In 2020, the author Christopher Caldwell changed the conversation with his book The Age of Entitlement: America Since the Sixties. The book argued that the civil-rights regime established in the 1960s marked a fundamental departure from America’s constitutional tradition. Though launched with the noble intention of stopping racial discrimination, Caldwell argued, the Civil Rights Act—and the bureaucracy it spawned—gradually consumed core American freedoms and became a vehicle for entrenching left-wing racialist ideology throughout American institutions.

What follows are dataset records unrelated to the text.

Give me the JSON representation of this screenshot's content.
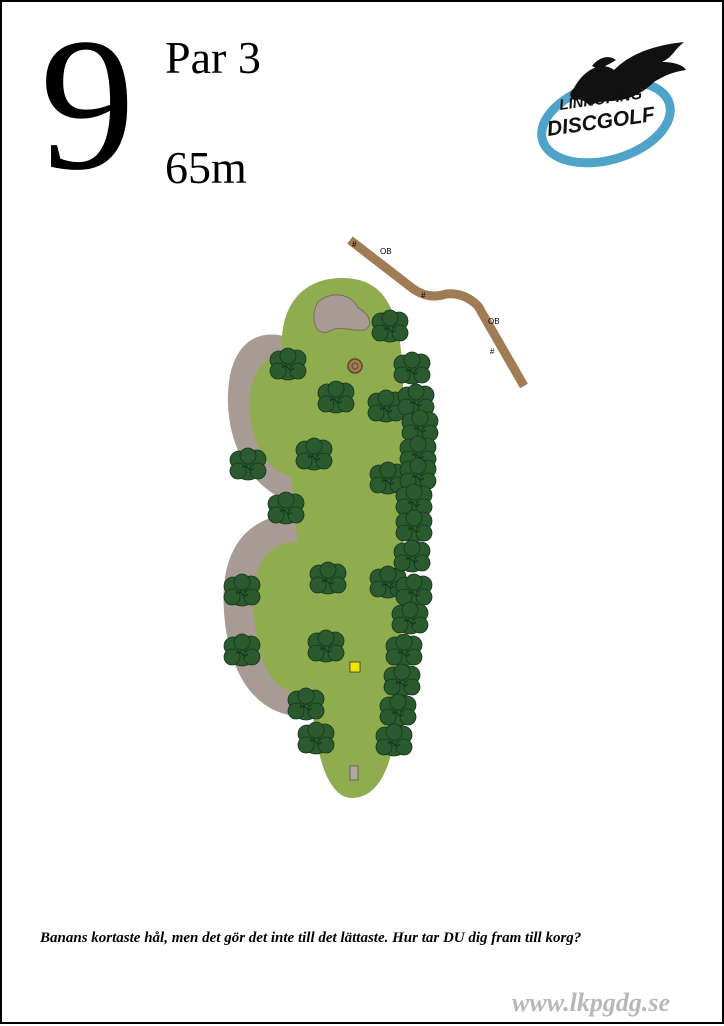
{
  "hole": {
    "number": "9",
    "par": "Par 3",
    "length": "65m"
  },
  "logo": {
    "line1": "LINKÖPING",
    "line2": "DISCGOLF",
    "ring_color": "#4fa3c9"
  },
  "map": {
    "ob_label_1": "OB",
    "ob_label_2": "OB",
    "marker_glyph": "#",
    "colors": {
      "fairway": "#8fac4f",
      "path": "#a89b93",
      "ob_line": "#a07c55",
      "tree": "#2a5a2e",
      "rock": "#a89b93",
      "tee": "#b0a8a0",
      "drop_zone": "#f4e600"
    }
  },
  "caption": "Banans kortaste hål, men det gör det inte till det lättaste. Hur tar DU dig fram till korg?",
  "website": "www.lkpgdg.se"
}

In the decades that followed, the right’s response was marked by ambivalence. Some libertarians called for repealing the Civil Rights Act, but—like many libertarian proposals—this was never a political possibility, given the Act’s broad public support. The establishment right, meanwhile, largely suppressed its private misgivings. Republicans repeatedly voted to expand the civil-rights regime, further embedding dubious concepts like disparate impact theory (the idea that discrimination can occur even inadvertently) into law.
Now, all of this has changed. After mounting a successful fight against DEI, the political right has come to accept that if there must be a civil-rights regime, it should be one of its own making. Rather than continue to defer to left-wing interpretations of civil-rights law, the right can now advance a framework grounded in color-blind equality, not racialist ideology.